The login is working but I'm having trouble carrying the session variables over. When I put the PHP code in front of a protected website to run the 'login_check' function, I am able to log in (login.php) and get redirected back to the page but the $_SESSION is empty (it's failing at 'login_check' function), and I am then routed back to login again. I put 'session_start()" at the top of every page now, but its not seeming to store it.

RaymondGoins · ‎04-28-2014

Not sure if you copied and pasted everything but looking through my code I made a typo. 😞

do_login.php
[PHP]session_start();
require('functions.php');
// Process login
$postdata = $_POST;
do_login($postdata['username'], $postdata['password'], $postdata['redirect']);[/PHP]

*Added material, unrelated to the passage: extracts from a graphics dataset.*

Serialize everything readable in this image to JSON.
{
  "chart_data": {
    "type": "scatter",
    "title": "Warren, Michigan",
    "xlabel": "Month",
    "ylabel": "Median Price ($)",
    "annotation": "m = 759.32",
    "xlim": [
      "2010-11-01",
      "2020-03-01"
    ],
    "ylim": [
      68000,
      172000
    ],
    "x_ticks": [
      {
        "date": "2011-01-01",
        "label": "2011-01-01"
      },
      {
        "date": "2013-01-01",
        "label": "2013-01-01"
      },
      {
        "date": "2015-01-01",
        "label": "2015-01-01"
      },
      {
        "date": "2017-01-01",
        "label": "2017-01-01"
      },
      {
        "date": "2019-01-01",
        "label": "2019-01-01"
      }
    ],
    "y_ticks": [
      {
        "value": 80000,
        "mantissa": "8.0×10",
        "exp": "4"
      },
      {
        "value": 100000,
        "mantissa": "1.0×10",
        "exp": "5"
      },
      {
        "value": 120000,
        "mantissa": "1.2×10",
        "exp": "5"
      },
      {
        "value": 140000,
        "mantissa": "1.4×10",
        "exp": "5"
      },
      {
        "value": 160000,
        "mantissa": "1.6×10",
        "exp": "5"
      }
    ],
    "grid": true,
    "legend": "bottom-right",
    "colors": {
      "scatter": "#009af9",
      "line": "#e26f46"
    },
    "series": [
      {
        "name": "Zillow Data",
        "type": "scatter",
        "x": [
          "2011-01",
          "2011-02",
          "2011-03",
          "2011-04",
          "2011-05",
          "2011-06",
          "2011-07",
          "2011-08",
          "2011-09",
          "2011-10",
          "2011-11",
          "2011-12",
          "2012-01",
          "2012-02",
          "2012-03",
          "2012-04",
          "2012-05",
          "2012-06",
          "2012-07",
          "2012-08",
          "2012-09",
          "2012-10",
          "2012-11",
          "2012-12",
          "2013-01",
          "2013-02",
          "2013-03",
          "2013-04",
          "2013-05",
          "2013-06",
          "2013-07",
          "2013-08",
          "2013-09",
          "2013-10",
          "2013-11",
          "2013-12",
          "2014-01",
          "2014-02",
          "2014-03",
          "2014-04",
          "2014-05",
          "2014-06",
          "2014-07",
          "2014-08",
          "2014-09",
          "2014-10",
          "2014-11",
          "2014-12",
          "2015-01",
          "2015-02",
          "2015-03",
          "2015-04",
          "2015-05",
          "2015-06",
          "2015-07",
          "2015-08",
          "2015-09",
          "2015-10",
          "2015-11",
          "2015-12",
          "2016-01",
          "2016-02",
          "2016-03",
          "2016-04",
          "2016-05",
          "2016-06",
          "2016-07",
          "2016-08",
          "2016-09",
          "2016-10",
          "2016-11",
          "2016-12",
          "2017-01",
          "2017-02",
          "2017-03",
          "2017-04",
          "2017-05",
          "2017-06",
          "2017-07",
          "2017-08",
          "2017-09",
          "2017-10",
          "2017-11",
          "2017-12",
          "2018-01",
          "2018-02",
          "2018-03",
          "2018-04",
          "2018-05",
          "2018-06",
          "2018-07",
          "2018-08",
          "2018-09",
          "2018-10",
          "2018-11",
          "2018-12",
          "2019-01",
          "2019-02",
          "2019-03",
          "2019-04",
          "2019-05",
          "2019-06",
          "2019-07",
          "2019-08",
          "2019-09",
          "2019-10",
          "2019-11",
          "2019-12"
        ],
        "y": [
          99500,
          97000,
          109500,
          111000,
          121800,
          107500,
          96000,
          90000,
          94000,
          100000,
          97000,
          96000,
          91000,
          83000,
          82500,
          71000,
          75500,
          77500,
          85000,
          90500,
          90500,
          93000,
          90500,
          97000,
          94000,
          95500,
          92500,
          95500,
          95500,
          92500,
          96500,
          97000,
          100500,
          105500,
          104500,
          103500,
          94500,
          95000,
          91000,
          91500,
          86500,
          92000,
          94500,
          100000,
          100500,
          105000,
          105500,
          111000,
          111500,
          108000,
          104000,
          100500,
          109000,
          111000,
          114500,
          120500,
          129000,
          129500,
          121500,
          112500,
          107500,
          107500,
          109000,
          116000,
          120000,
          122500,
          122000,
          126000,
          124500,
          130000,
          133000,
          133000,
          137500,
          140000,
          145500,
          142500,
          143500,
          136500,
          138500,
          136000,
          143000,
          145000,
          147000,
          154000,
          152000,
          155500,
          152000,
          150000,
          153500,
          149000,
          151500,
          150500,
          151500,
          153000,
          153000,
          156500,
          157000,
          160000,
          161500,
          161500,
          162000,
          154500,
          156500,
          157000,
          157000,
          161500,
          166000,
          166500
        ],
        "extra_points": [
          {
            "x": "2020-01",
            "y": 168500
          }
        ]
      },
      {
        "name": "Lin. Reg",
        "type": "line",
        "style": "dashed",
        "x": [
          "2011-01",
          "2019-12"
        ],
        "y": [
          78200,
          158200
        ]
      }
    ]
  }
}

This actually sends you in a loop because you would never get authenticated so the session is never set and you end up on the login page forever.

Let me know.

Ray

RaymondGoins · ‎04-28-2014

Also you do not need to put session_start() at the top of the functions.php page. since this is a required page the session has already been started by the parent page.

Ray

Anonymous User · ‎04-28-2014

I did catch that typo. I don't see the problem...If I don't redirect and just echo out the $_SESSION["IWPUser"] at the end of the login function, it shows up fine. As soon as I try to pass it to another page it disappears.